7. Robert “Dutch” Holland — “Strategic Air Command”
Jimmy Stewart plays Holland, a St. Louis Cardinals baseball player who is on inactive reserve in the Air Force who gets recalled to active duty for 21 months, which would be unbelievable for anyone else but Jimmy Stewart. Stewart, whose family military tradition dated back to the Civil War, enlisted in the Army Air Corps as a private, was an officer pilot within a year, and so enjoyed bombing Germans in his spare time he would eventually retire from the Air Force Reserve after 27 years. Holland’s life is on constant hold as he is on alert status to deter the Soviets from starting WWIII. He forces a landing of a damaged aircraft in Greenland after his crew bailed out then flies new jets to Japan with a broken arm from that landing, an injury which ends both his military career and his baseball career, and he seems mildly okay with it.
Holland’s life is on constant hold as he is on alert status to deter the Soviets from starting WWIII. He forces a landing of a damaged aircraft in Greenland after his crew bailed out then flies new jets to Japan with a broken arm from that landing, an injury which ends both his military career and his baseball career, and he seems mildly okay with it.
8. Brigadier General Jack D. Ripper — “Dr. Strangelove”
A commie-obsessed Air Force General, he starts World War III after describing a Communist plot to pollute the bodily fluids of Americans. He launches an all-out attack on the USSR and refuses to give the codes that will belay the launch orders.
While the Kubrick’s masterpiece obviously isn’t based on a real war, the crazed General is based on Air Force General Curtis LeMay, who once threatened to bomb the Soviet Union back into the Stone Age.
9. Colonel Jack O’Neil — “Stargate”
Who better to lead a team through an alien-created wormhole navigated by hieroglyphs uncovered in Giza than a career Air Force Special Operations officer? No one, obviously, as Colonel Jack O’Neil (Kurt Russell, with a severe flat top) takes a day off of contemplating suicide to lead one last mission to destroy the Stargate and ends up saving humanity by beaming a nuclear weapon onto an alien ship.
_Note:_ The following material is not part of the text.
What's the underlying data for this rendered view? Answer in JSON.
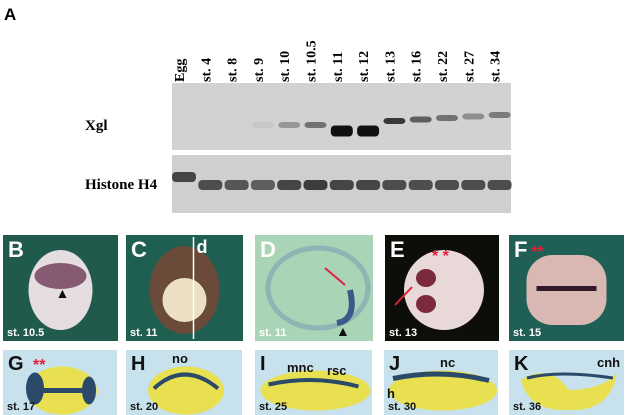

It’s not (just) science fiction. It’s what we do every day.
10. American Astronaut George Taylor — “Planet of the Apes (1968)”
George Taylor’s background doesn’t specifically mention his Air Force affiliation, but does mention he was a West Point grad in 1941 and flew missions in World War II and Korea, and his then becoming an astronaut is clearly indicative of a U.S. Army Air Corps to Air Force transition.
So the Air Force gets Charlton Heston (also Marky Mark Wahlberg‘s Capt. Leo Davidson from the 2001 remake, clearly identified his tribe as United States Air Force). Taylor earns a spot on this list because of Charlton Heston’s iconic performance.
Edit 5/28 2:07 pm:
Twitterati and US Air Force Pararescue Jumper @PJMatt reminded me about the 1983 epic The Right Stuff and Sam Shepard’s badass take on the legendary USAF test pilot Chuck Yeager.
@PaulSzoldra @blakestilwell So The Right Stuff never happened? You could put Chuck Yeager, correctly, at 1 (Sam Neil) and 2 (drunk in bar)
— M White (@PJMatt) May 28, 2015
The author hangs his head in shame as both a film student and Air Force veteran. Few scenes in cinema rival the scene where Yeager is walking away from a smoldering heap, badly burned, holding his parachute because anyone who’s ever met Yeager in real life knows that’s the kind of badass sh*t he did every day of his career.